Sistema carcerário brasileiro: problemas e soluções

Enviada em 20/03/2018

“Os fatos não deixam de existir só porque são ignorados.” Ao analisar a frase do literata inglês Aldous Huxley, sob a atual conjuntura do país, nota-se que a crise no sistema carcerário persiste devido à negligência e à omissão, não apenas por parte do Estado, mas também da sociedade. Diante disso, urgem medidas eficazes para que o caos nas penitenciárias seja, de fato, minimizado.

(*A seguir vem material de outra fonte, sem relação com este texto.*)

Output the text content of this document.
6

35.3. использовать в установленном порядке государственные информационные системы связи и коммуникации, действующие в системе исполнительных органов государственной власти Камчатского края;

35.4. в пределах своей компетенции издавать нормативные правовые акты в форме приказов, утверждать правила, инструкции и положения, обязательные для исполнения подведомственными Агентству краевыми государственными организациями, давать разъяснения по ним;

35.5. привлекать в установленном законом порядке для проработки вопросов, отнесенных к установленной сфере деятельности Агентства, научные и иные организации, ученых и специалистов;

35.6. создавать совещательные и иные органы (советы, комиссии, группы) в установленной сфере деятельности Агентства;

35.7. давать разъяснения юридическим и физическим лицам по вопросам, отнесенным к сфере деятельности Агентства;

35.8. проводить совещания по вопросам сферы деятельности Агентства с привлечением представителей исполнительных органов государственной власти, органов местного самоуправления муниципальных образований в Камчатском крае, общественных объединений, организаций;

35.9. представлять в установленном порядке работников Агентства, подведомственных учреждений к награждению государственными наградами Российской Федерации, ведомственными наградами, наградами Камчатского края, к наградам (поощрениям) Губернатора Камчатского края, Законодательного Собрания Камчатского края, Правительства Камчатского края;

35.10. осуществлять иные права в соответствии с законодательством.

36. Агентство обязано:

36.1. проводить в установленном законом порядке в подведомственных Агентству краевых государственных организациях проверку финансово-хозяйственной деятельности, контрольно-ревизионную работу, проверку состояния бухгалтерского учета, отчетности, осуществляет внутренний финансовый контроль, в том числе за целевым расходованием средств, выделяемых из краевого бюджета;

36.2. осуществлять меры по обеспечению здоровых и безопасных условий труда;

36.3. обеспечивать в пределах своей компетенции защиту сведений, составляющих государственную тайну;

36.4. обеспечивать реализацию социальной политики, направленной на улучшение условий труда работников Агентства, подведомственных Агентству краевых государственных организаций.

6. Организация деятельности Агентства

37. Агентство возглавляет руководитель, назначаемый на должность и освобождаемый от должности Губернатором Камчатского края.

Em primeiro plano, a omissão do poder público em assegurar os direitos naturais, como a vida e a dignidade– que, para o iluminista John Locke, são inalienáveis ao indivíduo- tem colocado em risco a segurança dos detentos. Nesse viés, o Massacre de Carandiru, em 1992, evidencia a fragilidade do Estado, uma vez que inúmeros presos foram mortos por policiais. No entanto, após décadas, observa-se que a crise no sistema carcerário ainda persiste, tendo em vista que o déficit de aproximadamente 200 mil vagas ocasiona a superlotação das celas. Em consequência disso, os presídios tornam-se locais subumanos, contribuindo para que as penas tenham sentido inverso ao que se busca, despertando, assim, o sentimento de revolta e violência nos presos.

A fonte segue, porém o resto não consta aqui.